Google jest jednym z graczy technologicznych, którzy mogą wykorzystać dane statystyczny ze smartphonów użytkowników do analizowania rozprzestrzeniania się wirusa SARS-CoV-2 i, docelowo, ograniczenia tego zjawiska. Nieoficjalnie mówi się, że w projekt analizy danych użytkowników na potrzeby walki z pandemią zaangażowanych może być nawet 60 firm technologicznych, w tym także Facebook, Apple i Uber. Niektórzy amerykańscy politycy obawiają się jednak, czy takie działania nie będą wiązały się z naruszaniem prywatności użytkowników.
Wedle nieoficjalnych doniesień, pomysł na wykorzystanie do walki z wirusem danych o pozycji użytkowników wyszedł kilka dni temu z amerykańskich instytucji publicznych – przedstawiciele działających przy Białym Domu instytucji Office of Science of Technology oraz Office of American Innovation zwrócili się do kilkudziesięciu amerykańskich firm z pytaniem, czy te byłyby w stanie analizować informacje o pozycji swoich klientów i wykorzystać wyniki tych analiz do badania tego, w jaki sposób rozprzestrzenia się koronawirus i co wpływa na tempo, kierunki i skalę owego rozprzestrzeniania. Posiadanie takich informacji pozwoliłoby naukowcom efektywniej przewidywać rozwój sytuacji związanych z epidemią oraz oceniać efektywność podejmowanych obecnie działań zaradczych (np. kwarantanny czy społecznej izolacji).
Z nieoficjalnych informacji wynika, że w ów projekt docelowo zaangażowanych ma być nawet ok. 60 amerykańskich podmiotów – od największych graczy z branży IT, takich jak Facebook, Google, Apple czy Uber, przez mniejsze firmy, aż po instytucje publiczne i placówki opieki zdrowotnej.
I choć cel wydaje się szczytny, to dość szybko pojawiły się wątpliwości dotyczące zagrożeń prywatności użytkowników – znany z działań związanych z dbaniem o prywatność konsumentów w USA senator Ed Markey wystosował do Michaela Kratsiosa pełniącego funkcję oficjalnego CTO USA, w którym domaga się szczególnej dbałości o zapewnienie ochrony danych użytkowników, których dane mogą być analizowanie. Biorąc pod uwagę liczbę firm, które – wedle nieoficjalnych informacji – są zaangażowane w to przedsięwzięcia, sprawa może dotyczyć większości mieszkańców USA.

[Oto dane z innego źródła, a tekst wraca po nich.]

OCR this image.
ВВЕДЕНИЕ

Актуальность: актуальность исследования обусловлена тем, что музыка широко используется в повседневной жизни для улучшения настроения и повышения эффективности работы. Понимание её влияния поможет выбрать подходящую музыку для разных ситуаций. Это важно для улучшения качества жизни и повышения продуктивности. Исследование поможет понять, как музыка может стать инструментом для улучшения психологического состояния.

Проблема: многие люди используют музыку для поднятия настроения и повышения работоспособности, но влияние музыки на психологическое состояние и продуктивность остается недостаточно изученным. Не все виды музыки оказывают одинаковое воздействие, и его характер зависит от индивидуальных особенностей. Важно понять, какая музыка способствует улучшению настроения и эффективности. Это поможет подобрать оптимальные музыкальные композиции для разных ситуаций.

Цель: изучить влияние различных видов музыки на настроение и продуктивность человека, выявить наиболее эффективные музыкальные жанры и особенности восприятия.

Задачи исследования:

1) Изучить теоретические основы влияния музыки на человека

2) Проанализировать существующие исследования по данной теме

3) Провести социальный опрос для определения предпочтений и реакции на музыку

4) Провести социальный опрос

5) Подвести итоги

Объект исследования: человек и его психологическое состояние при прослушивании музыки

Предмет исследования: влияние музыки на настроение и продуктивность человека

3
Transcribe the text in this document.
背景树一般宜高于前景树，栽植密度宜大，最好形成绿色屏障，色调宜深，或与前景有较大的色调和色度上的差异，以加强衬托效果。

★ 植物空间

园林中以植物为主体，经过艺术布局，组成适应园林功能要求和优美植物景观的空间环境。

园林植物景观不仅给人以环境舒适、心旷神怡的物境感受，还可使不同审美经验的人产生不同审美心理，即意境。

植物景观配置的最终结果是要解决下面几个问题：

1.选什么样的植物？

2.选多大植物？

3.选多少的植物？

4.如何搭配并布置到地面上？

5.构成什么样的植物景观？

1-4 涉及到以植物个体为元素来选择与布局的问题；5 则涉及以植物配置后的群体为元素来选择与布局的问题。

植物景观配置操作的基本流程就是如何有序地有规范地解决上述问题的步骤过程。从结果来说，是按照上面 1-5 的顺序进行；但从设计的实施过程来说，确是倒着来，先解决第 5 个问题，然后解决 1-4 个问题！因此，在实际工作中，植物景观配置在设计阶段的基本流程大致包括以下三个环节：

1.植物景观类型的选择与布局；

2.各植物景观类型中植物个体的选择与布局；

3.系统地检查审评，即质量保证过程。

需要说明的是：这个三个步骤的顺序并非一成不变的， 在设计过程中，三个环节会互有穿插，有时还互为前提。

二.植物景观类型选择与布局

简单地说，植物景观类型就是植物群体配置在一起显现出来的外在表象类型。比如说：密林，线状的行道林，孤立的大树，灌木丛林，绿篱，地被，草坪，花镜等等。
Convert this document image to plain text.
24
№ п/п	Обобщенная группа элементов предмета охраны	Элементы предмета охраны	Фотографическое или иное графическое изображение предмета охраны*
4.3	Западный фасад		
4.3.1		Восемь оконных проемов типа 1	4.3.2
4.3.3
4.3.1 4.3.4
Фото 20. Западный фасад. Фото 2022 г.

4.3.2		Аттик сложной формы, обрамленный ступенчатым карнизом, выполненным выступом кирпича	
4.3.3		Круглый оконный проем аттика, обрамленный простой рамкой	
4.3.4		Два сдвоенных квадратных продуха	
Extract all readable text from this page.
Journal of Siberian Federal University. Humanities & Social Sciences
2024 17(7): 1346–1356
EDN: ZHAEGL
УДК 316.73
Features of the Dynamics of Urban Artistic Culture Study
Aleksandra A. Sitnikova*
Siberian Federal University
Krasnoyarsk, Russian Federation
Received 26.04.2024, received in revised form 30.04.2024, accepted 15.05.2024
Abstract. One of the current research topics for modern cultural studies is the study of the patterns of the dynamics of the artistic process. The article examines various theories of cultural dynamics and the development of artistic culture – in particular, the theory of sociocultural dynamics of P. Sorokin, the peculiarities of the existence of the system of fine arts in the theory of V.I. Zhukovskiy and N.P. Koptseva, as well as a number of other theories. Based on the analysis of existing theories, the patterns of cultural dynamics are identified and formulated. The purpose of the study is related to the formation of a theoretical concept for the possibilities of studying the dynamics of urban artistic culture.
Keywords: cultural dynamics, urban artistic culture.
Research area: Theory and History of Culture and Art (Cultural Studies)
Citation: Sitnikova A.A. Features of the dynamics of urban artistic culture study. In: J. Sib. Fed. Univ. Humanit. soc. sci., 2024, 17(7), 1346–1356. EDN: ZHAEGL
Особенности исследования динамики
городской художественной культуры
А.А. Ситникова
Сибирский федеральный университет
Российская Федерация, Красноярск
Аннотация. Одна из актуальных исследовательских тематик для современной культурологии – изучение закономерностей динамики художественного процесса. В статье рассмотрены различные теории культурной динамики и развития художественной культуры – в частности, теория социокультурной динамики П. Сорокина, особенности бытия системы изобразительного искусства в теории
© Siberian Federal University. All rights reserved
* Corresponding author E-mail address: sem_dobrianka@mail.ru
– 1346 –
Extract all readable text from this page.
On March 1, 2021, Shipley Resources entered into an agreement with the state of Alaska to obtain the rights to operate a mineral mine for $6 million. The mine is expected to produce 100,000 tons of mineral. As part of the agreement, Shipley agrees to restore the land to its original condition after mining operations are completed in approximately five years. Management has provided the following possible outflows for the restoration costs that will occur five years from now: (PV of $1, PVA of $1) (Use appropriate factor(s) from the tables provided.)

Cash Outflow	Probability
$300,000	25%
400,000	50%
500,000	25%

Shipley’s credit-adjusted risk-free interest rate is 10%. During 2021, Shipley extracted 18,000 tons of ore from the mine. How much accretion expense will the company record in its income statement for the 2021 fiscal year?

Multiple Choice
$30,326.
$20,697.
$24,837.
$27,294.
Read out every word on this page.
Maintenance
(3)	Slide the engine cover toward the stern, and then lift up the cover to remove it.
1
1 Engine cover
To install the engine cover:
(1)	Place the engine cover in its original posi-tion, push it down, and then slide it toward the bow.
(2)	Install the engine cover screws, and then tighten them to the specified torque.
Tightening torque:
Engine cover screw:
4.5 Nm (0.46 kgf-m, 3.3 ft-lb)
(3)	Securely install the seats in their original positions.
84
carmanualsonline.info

Powołując się na doniesienia prasowe, Ed Markey domaga się, by w razie realizacji owego projektu władze były w stanie przedstawić wiarygodne dowody, że gromadzone na jego potrzeby dane są odpowiednio zanonimizowane – tak, by ich agregowanie i przetwarzanie nie stanowiło zagrożenia dla poufności obywateli USA. Polityk poprosił też o przedstawienie zasad zbierania, anonimizowania, przechowywania, udostępniania oraz przetwarzania owych informacji, a także określenie kto dokładnie i na jakich zasadach miałby do nich dostęp.
Amerykańskie władze na razie nie odniosły się do tego listu. Oświadczenia wydały za to firmy Facebook oraz Apple – obie zgodnie, choć niezależnie od siebie zapewniły, że senator na razie nie ma żadnych powodów do zmartwień. Przedstawiciele Facebooka poinformowali, że serwis nie zamierza z nikim dzielić się danymi o lokalizacji swoich użytkowników, a także że do firmy nie dotarło żadne oficjalne zgłoszenie w takiej współpracy. Rzecznik Apple oświadczył natomiast, że jego firma nie gromadzi takich danych, więc siłą rzeczy nie ma się czym dzielić.